Know when to give up

Volume 3, Issue 16; 01 Sep 2019

Published by Norman Walsh

Sometimes it’s quicker (and probably necessary) to start over.

Plan to throw one away; you will, anyhow.
— Fred Brooks

It’s interesting, though only tangential to the subject I have in mind, that Fred Brooks recanted the famous and oft-cited quotation that I’ve reproduced above. In the twentieth anniversary edition of The Mythical Man-Month (now almost 25 years old!), he says:

This I now perceived to be wrong, not because it is too radical, but because it is too simplistic. The biggest mistake in the “Build one to throw away” concept is that it implicitly assumes the classical sequential or waterfall model of software construction.

I think the Agile crowd would agree. A significant school of thought in modern software development favors incremental improvement and constant refactoring, often supported by test or behavior driven development. Go team!

That being said…

The impetus for this posting is some recent work on JAFPL. JAFPL is the core pipeline engine that supports my recent work on XML Calabash to support XProc 3.0.

JAFPL is a (pipeline)-language-agnostic, data-format-agnostic data-flow-processing engine. It provides a bunch of primitives (inputs, outputs, loops, choices, exception handling, etc.). You construct a data flow graph with the API and you run that graph. Practically speaking, you have to implement some actual data processing steps too, but the goal is that it should be a useful engine for pipeline processing even if you don’t care about XProc (or even XML).

XML Calabash interprets XProc 3.0 pipelines and constructs the appropriate graph. It also implements the XProc 3.0 data processing steps, so running the pipeline does what you expect.

My new implementation is written mostly in Scala. I’m still relying on Saxon, so I’m still on the JVM. I elected to use the Akka toolkit to implement the pipeline engine. Using actors and message passing seemed like a really solid foundation for building a multithreading pipeline processor.

That initial JAFPL implementation was my first serious attempt to build a message passing system and my first exposure to the Akka framework.

In the couple of years since I started that work, I’ve fixed bugs, added features, and built an XProc implementation on top of it that passes about three quarters of the current test suite.

There were things I didn’t like about it. I’d implemented a kind of hack early on, in an attempt to work around some issues I was having with the sequencing of messages. Rewriting it was a task on the back burner; I wanted to get to parity with MorganaXProc in the test suite first!

And then, roughly a month ago, I turned my attention to this failing test: ab-for-each-003. In brief, the test loops over three paragraphs. In the loop, it processes the first and last paragraphs differently from the other paragraphs.

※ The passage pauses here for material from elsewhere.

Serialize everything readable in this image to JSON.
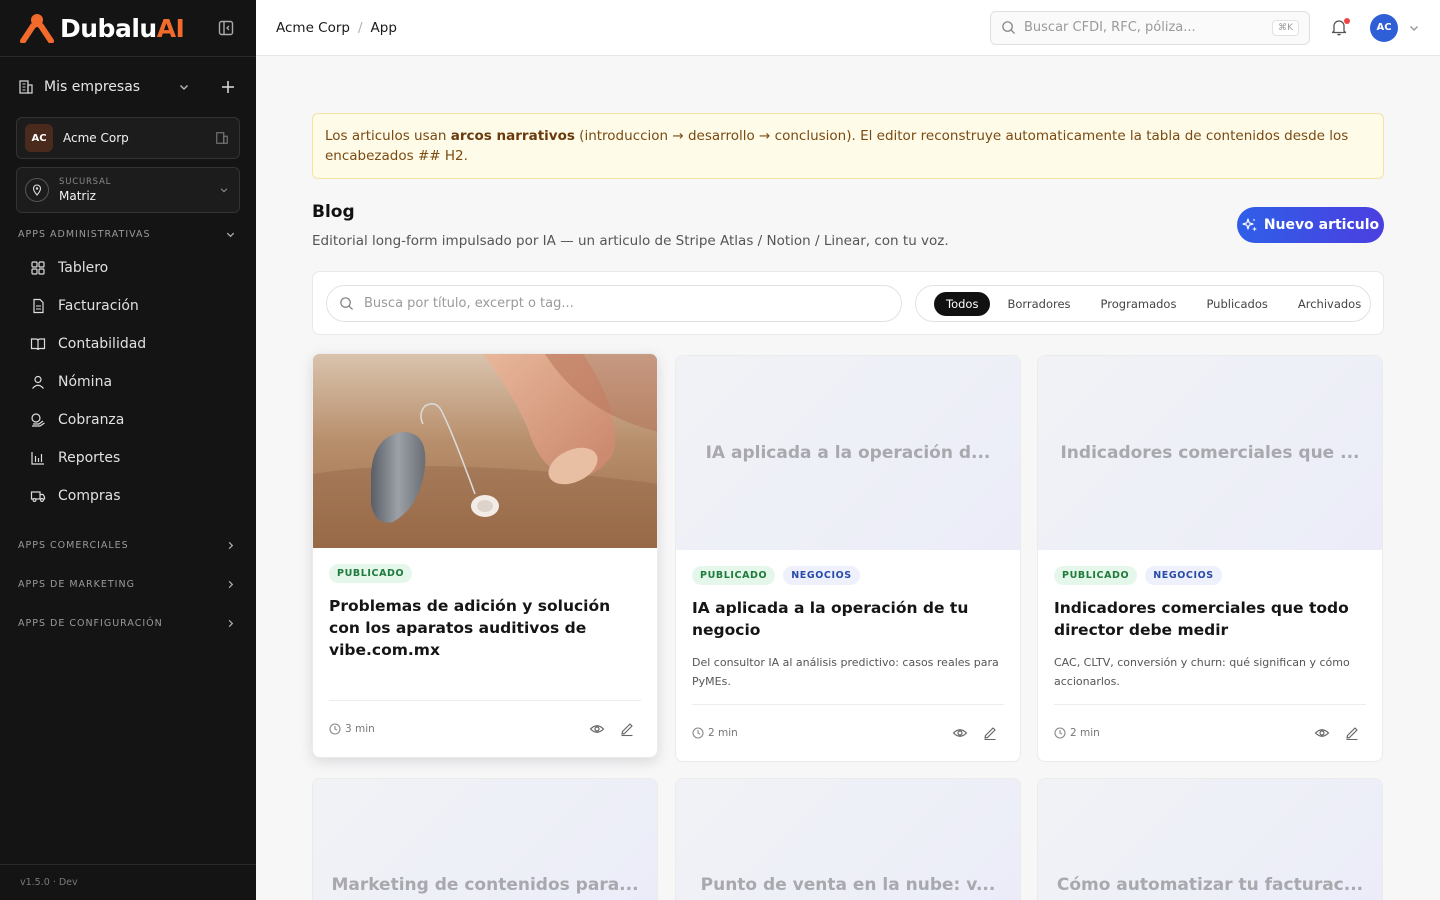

That test failed. And it failed badly. The gory details aren’t important: it was another message sequencing issue. After three utterly frustrating weeks of trying to make it work, I decided it couldn’t be done. I gave up—not on passing that test, but on the pipeline implementation, which I concluded was fatally flawed.

It took me about three days to rewrite it. Three. Days.

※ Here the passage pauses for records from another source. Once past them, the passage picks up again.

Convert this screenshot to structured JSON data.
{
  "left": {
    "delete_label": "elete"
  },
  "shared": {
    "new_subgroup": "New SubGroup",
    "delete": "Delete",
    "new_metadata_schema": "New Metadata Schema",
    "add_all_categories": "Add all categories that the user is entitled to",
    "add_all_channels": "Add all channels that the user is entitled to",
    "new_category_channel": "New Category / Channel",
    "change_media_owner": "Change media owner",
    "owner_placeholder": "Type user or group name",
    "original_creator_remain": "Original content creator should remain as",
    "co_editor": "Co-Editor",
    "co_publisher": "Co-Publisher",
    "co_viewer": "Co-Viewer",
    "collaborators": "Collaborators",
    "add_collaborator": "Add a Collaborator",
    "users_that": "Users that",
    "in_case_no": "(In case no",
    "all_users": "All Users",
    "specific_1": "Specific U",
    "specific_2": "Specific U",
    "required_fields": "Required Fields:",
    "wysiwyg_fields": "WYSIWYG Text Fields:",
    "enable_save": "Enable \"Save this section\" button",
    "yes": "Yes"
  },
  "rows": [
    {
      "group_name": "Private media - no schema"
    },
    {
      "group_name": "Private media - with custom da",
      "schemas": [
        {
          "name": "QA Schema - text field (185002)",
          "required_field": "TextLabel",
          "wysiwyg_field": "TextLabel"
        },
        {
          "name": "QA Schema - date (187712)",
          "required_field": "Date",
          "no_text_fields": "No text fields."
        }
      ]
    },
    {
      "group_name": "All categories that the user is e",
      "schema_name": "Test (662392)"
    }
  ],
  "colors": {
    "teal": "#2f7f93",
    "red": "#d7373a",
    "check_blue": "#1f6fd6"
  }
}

I had made bad design choices in my first attempt. I don’t say that pejoratively. Bad design choices are what happen when you try something new and you don’t really understand the consequences of the choices you’re making.

Making bad choices is how you learn to make better ones.

Experience, as the aphorism goes, is what you get when you were expecting something else. With a couple more years of experience under my belt, and three weeks of intense labor to hammer home the consequences of my prior bad choices, it was infinitely easier to start over than it ever would have been to do anything else.

A couple of things strike me, after the fact:

It was really difficult to see that I needed to give up.
At the point when I gave up, I had no idea how long it would take to rewrite. I was worried it would be weeks, at least.

To the first point, I’ve been reminded that it’s important to consider a problem at more than one scale: is the bug in this line? Is this function well implemented? Does this module make sense? Is the overall design fit for purpose?

To the second point: gather as much information as you can before you make estimates. A small amount of effort gathering information can really pay off.

In this case, once I’d given up, I sat down to sketch out a design that would work. I applied my better understanding of the system as a whole and my specific observations of some fundamentally insoluble problems in the current design, and made different design choices. Better ones, I’m sure. Good ones, I hope.

Gone is the hack I alluded to earlier. The new design distributes control across the graph (steps with subpiplines are directly responsible for their subpipelines) and introduces more messages to coordinate the sequencing.

Time will tell if these are also bad choices.

In the meantime, the core engine is a little under 3,000 lines of code and I’m still pleased and optimistic about this design. Oh, and it passes⊕ “Usually passes.” I’ve seen evidence of at least one more subtle timing bug. all of the unit tests, so I’m also confident that it’s at least as good as the previous implementation.

If I may be permitted to misquote Baz Luhrmann:

Write tests. If I could offer you only one tip for the future, more tests would be it. The long term benefits of tests have been proved by scientists whereas the rest of my advice has no basis more reliable than my own meandering experience.

I plan to write more about JAFPL and XProc 3.0 in the coming months.